On the 60th anniversary of the opening of the Cavern Club on Liverpool’s Matthew Street – the club at which The Beatles played hundreds of times in the early 1960s – a new bronze statue was unveiled of Cilla Black outside the club. Cilla once worked as a cloakroom attendant at the club and knew the Beatles personally. It was from the stage of the Cavern that Cilla launched her own successful singing career before she branched out to become a leading television personality in the UK with programmes such as Blind Date and Surprise, Surprise. Cilla Black died in 2015 aged 72 and this new statue was commissioned by her three sons, Robert, Ben and Jack Willis – who described their decision to commission the statue as a means to “donate it as a small gesture of gratitude to this great city for their wonderful outpouring of love and affection for our mother”. The statue was unveiled this morning and I popped down to Matthew Street a couple of hours later to get some photos and videos.
The statue by Emma Rodgers Andy Edwards was constructed at the Castle Fine Arts Foundry in Llanrhaeadr ym Mochnant, Powys, Wales. Andy Edwards is also the man behind The Beatles statue at Liverpool’s Pier Head, which was unveiled in December 2015. There were still plenty of people congregating around the Cilla Black statue when I arrived at Matthew Street, including a couple of film crews – one of them from ITV News. The statue, which is one-fifth above life size, stands outside the original entrance to the Cavern Club, through which Cilla would have walked hundreds of times in her youth. Arms outstretched above her head, the statue depicts the singer as she was in the early 1960s wearing her characteristic bob hairstyle and mini skirt. The skirt, creases and all, depicts some of her song lyrics as well as some iconic phrases she used in her career..

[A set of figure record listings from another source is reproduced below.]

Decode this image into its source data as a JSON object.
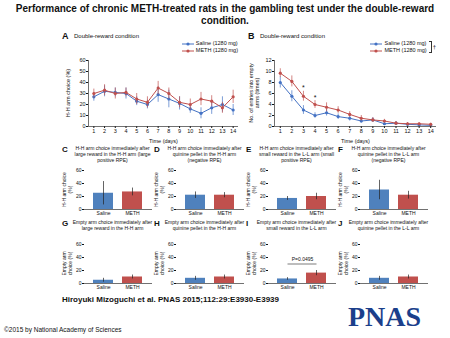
{
  "title": "Performance of chronic METH-treated rats in the gambling test under the double-reward condition.",
  "credit": "Hiroyuki Mizoguchi et al. PNAS 2015;112:29:E3930-E3939",
  "copyright": "©2015 by National Academy of Sciences",
  "logo": "PNAS",
  "chart_data": [
    {
      "type": "line",
      "panel": "A",
      "subtitle": "Double-reward condition",
      "x_label": "Time (days)",
      "y_label": "H-H arm choice (%)",
      "x": [
        1,
        2,
        3,
        4,
        5,
        6,
        7,
        8,
        9,
        10,
        11,
        12,
        13,
        14
      ],
      "xlim": [
        0.5,
        14.5
      ],
      "xticks": [
        1,
        2,
        3,
        4,
        5,
        6,
        7,
        8,
        9,
        10,
        11,
        12,
        13,
        14
      ],
      "ylim": [
        0,
        60
      ],
      "yticks": [
        0,
        10,
        20,
        30,
        40,
        50,
        60
      ],
      "series": [
        {
          "name": "Saline (1280 mg)",
          "color": "#4472c4",
          "marker": "circle",
          "values": [
            27,
            32,
            31,
            30,
            23,
            20,
            29,
            25,
            21,
            16,
            12,
            17,
            20,
            15
          ],
          "errors": [
            4,
            5,
            4,
            5,
            4,
            4,
            7,
            8,
            6,
            4,
            5,
            6,
            7,
            5
          ]
        },
        {
          "name": "METH (1280 mg)",
          "color": "#c0504d",
          "marker": "circle",
          "values": [
            30,
            33,
            30,
            31,
            25,
            22,
            35,
            30,
            22,
            20,
            25,
            23,
            17,
            27
          ],
          "errors": [
            4,
            5,
            5,
            4,
            5,
            5,
            6,
            5,
            5,
            5,
            6,
            5,
            5,
            6
          ]
        }
      ]
    },
    {
      "type": "line",
      "panel": "B",
      "subtitle": "Double-reward condition",
      "x_label": "Time (days)",
      "y_label": "No. of entries into empty arms (times)",
      "x": [
        1,
        2,
        3,
        4,
        5,
        6,
        7,
        8,
        9,
        10,
        11,
        12,
        13,
        14
      ],
      "xlim": [
        0.5,
        14.5
      ],
      "xticks": [
        1,
        2,
        3,
        4,
        5,
        6,
        7,
        8,
        9,
        10,
        11,
        12,
        13,
        14
      ],
      "ylim": [
        0,
        12
      ],
      "yticks": [
        0,
        2,
        4,
        6,
        8,
        10,
        12
      ],
      "legend_annotation": "†",
      "annotations": [
        {
          "x": 3,
          "y": 7,
          "text": "*"
        },
        {
          "x": 4,
          "y": 5.3,
          "text": "*"
        }
      ],
      "series": [
        {
          "name": "Saline (1280 mg)",
          "color": "#4472c4",
          "marker": "circle",
          "values": [
            8,
            5.5,
            3,
            2,
            2.5,
            1.8,
            1.5,
            1,
            1.2,
            0.5,
            0.6,
            0.4,
            0.3,
            0.2
          ],
          "errors": [
            1,
            1,
            0.8,
            0.5,
            0.6,
            0.5,
            0.5,
            0.4,
            0.4,
            0.3,
            0.3,
            0.2,
            0.2,
            0.2
          ]
        },
        {
          "name": "METH (1280 mg)",
          "color": "#c0504d",
          "marker": "circle",
          "values": [
            9.7,
            8.2,
            5.5,
            4,
            3.5,
            3,
            2.2,
            1.5,
            1.2,
            1,
            0.6,
            0.5,
            0.5,
            0.4
          ],
          "errors": [
            0.8,
            1,
            0.9,
            0.7,
            0.8,
            0.6,
            0.5,
            0.5,
            0.4,
            0.3,
            0.3,
            0.2,
            0.2,
            0.2
          ]
        }
      ]
    },
    {
      "type": "bar",
      "panel": "C",
      "title": "H-H arm choice immediately after large reward in the H-H arm (large positive RPE)",
      "y_label": "H-H arm choice (%)",
      "categories": [
        "Saline",
        "METH"
      ],
      "values": [
        25,
        27
      ],
      "errors": [
        18,
        6
      ],
      "colors": [
        "#4f81bd",
        "#c0504d"
      ],
      "ylim": [
        0,
        60
      ],
      "yticks": [
        0,
        20,
        40,
        60
      ]
    },
    {
      "type": "bar",
      "panel": "D",
      "title": "H-H arm choice immediately after quinine pellet in the H-H arm (negative RPE)",
      "y_label": "H-H arm choice (%)",
      "categories": [
        "Saline",
        "METH"
      ],
      "values": [
        22,
        22
      ],
      "errors": [
        5,
        4
      ],
      "colors": [
        "#4f81bd",
        "#c0504d"
      ],
      "ylim": [
        0,
        60
      ],
      "yticks": [
        0,
        20,
        40,
        60
      ]
    },
    {
      "type": "bar",
      "panel": "E",
      "title": "H-H arm choice immediately after small reward in the L-L arm (small positive RPE)",
      "y_label": "H-H arm choice (%)",
      "categories": [
        "Saline",
        "METH"
      ],
      "values": [
        17,
        20
      ],
      "errors": [
        3,
        5
      ],
      "colors": [
        "#4f81bd",
        "#c0504d"
      ],
      "ylim": [
        0,
        60
      ],
      "yticks": [
        0,
        20,
        40,
        60
      ]
    },
    {
      "type": "bar",
      "panel": "F",
      "title": "H-H arm choice immediately after quinine pellet in the L-L arm (negative RPE)",
      "y_label": "H-H arm choice (%)",
      "categories": [
        "Saline",
        "METH"
      ],
      "values": [
        30,
        22
      ],
      "errors": [
        15,
        6
      ],
      "colors": [
        "#4f81bd",
        "#c0504d"
      ],
      "ylim": [
        0,
        60
      ],
      "yticks": [
        0,
        20,
        40,
        60
      ]
    },
    {
      "type": "bar",
      "panel": "G",
      "title": "Empty arm choice immediately after large reward in the H-H arm",
      "y_label": "Empty arm choice (%)",
      "categories": [
        "Saline",
        "METH"
      ],
      "values": [
        5,
        10
      ],
      "errors": [
        3,
        3
      ],
      "colors": [
        "#4f81bd",
        "#c0504d"
      ],
      "ylim": [
        0,
        60
      ],
      "yticks": [
        0,
        20,
        40,
        60
      ]
    },
    {
      "type": "bar",
      "panel": "H",
      "title": "Empty arm choice immediately after quinine pellet in the H-H arm",
      "y_label": "Empty arm choice (%)",
      "categories": [
        "Saline",
        "METH"
      ],
      "values": [
        8,
        10
      ],
      "errors": [
        3,
        3
      ],
      "colors": [
        "#4f81bd",
        "#c0504d"
      ],
      "ylim": [
        0,
        60
      ],
      "yticks": [
        0,
        20,
        40,
        60
      ]
    },
    {
      "type": "bar",
      "panel": "I",
      "title": "Empty arm choice immediately after small reward in the L-L arm",
      "y_label": "Empty arm choice (%)",
      "categories": [
        "Saline",
        "METH"
      ],
      "values": [
        7,
        16
      ],
      "errors": [
        2,
        4
      ],
      "colors": [
        "#4f81bd",
        "#c0504d"
      ],
      "ylim": [
        0,
        60
      ],
      "yticks": [
        0,
        20,
        40,
        60
      ],
      "annotations": [
        {
          "y": 30,
          "text": "P=0.0495"
        }
      ]
    },
    {
      "type": "bar",
      "panel": "J",
      "title": "Empty arm choice immediately after quinine pellet in the L-L arm",
      "y_label": "Empty arm choice (%)",
      "categories": [
        "Saline",
        "METH"
      ],
      "values": [
        8,
        10
      ],
      "errors": [
        3,
        3
      ],
      "colors": [
        "#4f81bd",
        "#c0504d"
      ],
      "ylim": [
        0,
        60
      ],
      "yticks": [
        0,
        20,
        40,
        60
      ]
    }
  ]
}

The statue joins one of John Lennon which stands opposite the Cavern Club, a sculpture of The Beatles which is also located on the wall across from the Cavern and a statue of The Beatles performing which can be found inside the Cavern Walks Shopping Centre on Matthew Street. The Cavern Walks was built in the 1980s on the site of the original Cavern which, incredibly, was demolished in 1973. The club was rebuilt ten years later, partly on the same site and using many bricks recycled from the original Cavern Club. it has remained open since and is now an established presence once more on Liverpool’s “Beatle Street.” Perhaps aware of its cultural significance, the club’s owner Dave Jones said today: “This venue has to be protected for ever… it has to remain here.” It seems crazy today with The Beatles industry in Liverpool bigger and more important to the city than it’s ever been that the Cavern was demolished just ten years after The Beatles last played there. The importance of The Beatles as a tourist draw for the city took some time to be realised. Once the fame of the sixties died down for Liverpool, and with the hard years of the 1970s and early 1980s, the city had much more to be concerned about. It was only really in the 1980s that the city began to build on The Beatles with things such as the rebuilding of the Cavern and the start of The Beatles Magical Mystery Tours in the city.

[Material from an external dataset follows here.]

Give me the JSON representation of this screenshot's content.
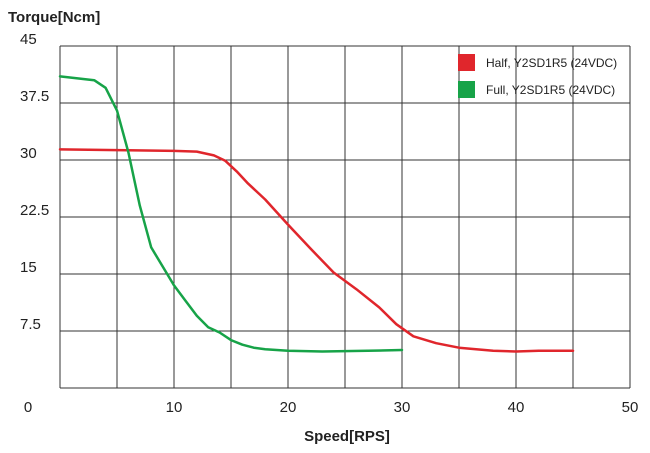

- My videos from today (also at the top of this post)
- BBC article
- The Mirror article
- Liverpool ECHO article
- Cilla Black obituary
- Cilla Black Wikipedia 2 page
There has been some opposition to the statue, in particular it seems from the fact that Cilla Black was a Tory (with Liverpool being a strong Labour area) and that like many stars of her generation, she left Liverpool as soon as she was able to. This latter point has long been a talking point in the city with stars in the 1960s and beyond quickly leaving the city once success came their way. Many, however, did so out of a simple fact that the work and the music industry in particular was based in London and not in Liverpool. In the same way that brickies and other workers would leave the city looking for work, musicians and singers found themselves having to do the same. Some kept links to the city more than others but it has long been a sore point with many that the stars that were born, raised and created in Liverpool seemed to be just waiting for the opportunity to leave.